After officially retiring in 2016, McTaggart remains involved in an advisory capacity as a member of the Sydney Opera House Conservation Council.

Meanwhile, his engineering legacy also continues via his eldest son Stuart.

Following in his father’s footsteps, Stuart McTaggart also studied engineering at UTS, in a combined degree with business. Stuart achieved first class honours in engineering and was the recipient of the University Medal in 2007. He is now a senior engineer with AECOM, based in London.

Greg takes pains to give Stuart’s successes credit where it’s due.

“It’s because of all the times I dragged him along with me to work sites during his formative years at school.”

UTS can also claim other members of the McTaggart family among its science community. Greg’s other son Lachlan is also a UTS alumnus, with an Honours degree in Environmental Science, and one of Greg’s daughters, Kaylie, is a current UTS Health student.

Meanwhile, Greg’s other daughter Annabelle is pursuing her science studies with the University of Wollongong – “the black sheep of the family,” Greg notes proudly with a smile.

In February this year, Greg and Stuart recently attended UTS’s 50th anniversary celebration of the School of Civil and Structural Engineering on campus in the new faculty’s new engineering facility. Greg was delighted to see the striking Faculty of Engineering and IT building for the very first time, and enjoyed reconnecting with former teachers and tutors, hearing more about how today’s students study engineering, and noticing the differences since his time there.

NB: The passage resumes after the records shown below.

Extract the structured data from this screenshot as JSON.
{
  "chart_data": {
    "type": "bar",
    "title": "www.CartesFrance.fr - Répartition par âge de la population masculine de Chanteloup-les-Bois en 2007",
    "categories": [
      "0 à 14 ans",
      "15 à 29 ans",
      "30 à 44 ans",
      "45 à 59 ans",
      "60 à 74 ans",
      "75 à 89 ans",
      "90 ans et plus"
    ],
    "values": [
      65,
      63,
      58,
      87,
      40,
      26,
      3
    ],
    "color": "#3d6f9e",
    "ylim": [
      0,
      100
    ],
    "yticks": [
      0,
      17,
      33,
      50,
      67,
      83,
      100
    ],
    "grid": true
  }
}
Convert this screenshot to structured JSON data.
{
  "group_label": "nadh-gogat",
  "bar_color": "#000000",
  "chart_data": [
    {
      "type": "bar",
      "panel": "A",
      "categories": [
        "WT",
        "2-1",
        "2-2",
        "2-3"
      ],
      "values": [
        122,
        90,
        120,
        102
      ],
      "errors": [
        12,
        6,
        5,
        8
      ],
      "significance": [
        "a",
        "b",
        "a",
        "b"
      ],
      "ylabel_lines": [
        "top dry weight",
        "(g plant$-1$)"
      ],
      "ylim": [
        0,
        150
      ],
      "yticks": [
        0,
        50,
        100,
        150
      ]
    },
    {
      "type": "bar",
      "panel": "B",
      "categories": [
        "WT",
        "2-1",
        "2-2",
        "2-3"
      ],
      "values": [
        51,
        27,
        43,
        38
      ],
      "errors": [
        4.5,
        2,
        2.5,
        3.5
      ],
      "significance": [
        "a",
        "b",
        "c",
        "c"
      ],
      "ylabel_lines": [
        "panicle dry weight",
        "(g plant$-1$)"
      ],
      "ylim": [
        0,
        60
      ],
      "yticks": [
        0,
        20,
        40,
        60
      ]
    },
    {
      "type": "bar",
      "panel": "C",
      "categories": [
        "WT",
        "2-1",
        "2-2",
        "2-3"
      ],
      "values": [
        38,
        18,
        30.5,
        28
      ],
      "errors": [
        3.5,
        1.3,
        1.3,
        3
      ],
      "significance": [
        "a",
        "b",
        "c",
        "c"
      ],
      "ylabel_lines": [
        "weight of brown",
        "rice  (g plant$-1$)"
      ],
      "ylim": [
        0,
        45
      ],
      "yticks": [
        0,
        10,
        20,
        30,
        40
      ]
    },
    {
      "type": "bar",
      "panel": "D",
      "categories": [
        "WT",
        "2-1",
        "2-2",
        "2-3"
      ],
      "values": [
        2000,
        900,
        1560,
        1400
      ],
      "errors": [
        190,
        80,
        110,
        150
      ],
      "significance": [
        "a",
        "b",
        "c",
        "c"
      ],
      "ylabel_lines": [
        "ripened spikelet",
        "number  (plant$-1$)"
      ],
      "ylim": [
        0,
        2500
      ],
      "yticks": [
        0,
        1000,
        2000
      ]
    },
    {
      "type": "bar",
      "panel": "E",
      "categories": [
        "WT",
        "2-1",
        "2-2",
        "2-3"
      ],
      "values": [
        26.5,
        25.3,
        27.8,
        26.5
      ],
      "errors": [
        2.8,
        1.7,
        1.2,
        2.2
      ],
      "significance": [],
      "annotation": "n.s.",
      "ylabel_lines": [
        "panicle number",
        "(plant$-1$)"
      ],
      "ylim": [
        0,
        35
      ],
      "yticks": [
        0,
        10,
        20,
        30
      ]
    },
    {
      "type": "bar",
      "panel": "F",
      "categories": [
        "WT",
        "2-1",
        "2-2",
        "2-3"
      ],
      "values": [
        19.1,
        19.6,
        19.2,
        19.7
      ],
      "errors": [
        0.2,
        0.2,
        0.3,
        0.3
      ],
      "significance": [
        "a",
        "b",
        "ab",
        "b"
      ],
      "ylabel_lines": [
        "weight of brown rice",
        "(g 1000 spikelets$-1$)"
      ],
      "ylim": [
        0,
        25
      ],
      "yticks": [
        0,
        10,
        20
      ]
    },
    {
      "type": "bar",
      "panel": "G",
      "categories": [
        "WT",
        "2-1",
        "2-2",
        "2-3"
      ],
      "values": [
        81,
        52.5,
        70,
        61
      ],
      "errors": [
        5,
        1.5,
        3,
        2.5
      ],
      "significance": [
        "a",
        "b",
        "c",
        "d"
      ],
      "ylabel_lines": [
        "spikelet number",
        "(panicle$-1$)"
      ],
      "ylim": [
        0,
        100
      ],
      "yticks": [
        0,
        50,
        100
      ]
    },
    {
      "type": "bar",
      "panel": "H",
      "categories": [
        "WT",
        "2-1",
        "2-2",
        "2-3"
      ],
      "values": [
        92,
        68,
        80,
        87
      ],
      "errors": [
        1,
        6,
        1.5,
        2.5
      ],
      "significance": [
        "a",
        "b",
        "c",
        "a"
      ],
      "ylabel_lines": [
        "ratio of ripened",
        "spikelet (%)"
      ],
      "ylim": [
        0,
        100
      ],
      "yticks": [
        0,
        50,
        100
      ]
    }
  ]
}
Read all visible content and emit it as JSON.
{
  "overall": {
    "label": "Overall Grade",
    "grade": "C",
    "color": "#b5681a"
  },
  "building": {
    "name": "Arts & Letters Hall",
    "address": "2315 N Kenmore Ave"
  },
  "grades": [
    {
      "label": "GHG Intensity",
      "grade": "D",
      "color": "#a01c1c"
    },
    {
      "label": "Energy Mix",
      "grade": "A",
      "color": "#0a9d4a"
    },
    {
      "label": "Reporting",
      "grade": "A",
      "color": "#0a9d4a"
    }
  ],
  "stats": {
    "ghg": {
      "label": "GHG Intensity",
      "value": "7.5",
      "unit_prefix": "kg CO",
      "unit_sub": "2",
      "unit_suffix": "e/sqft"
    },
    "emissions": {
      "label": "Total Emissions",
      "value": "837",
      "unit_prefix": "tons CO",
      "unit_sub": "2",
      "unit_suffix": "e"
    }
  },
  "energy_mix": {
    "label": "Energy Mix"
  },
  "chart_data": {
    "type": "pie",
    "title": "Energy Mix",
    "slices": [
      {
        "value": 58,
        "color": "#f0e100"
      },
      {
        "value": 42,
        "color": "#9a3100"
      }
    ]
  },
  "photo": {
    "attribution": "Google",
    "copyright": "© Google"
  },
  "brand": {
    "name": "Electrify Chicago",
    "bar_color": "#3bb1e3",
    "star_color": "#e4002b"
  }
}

“The technology is very different for one thing, as well as the fact that when I was studying, there were no female students in my group.” These days, women represent roughly 18% of the UTS engineering alumni community.

Looking back, McTaggart says that UTS gave him a great head start.

“UTS had a reputation of marrying the practical with the theory and producing graduates who were much more able and ready to enter the workplace than some of the other Sydney based institutions. The workplace component was compulsory for students and they were therefore highly prized in industry. It is a source of pride for me that UTS is still regarded well in industry in this way.”

Looking forward now, and if money were no option, Greg would love to solve some of biggest issues.

“Locally, I’d want to fix the problem of housing affordability. Globally, it’s water and sewerage.

I’d like to see everyone on the planet have access to a clean and healthy environment.”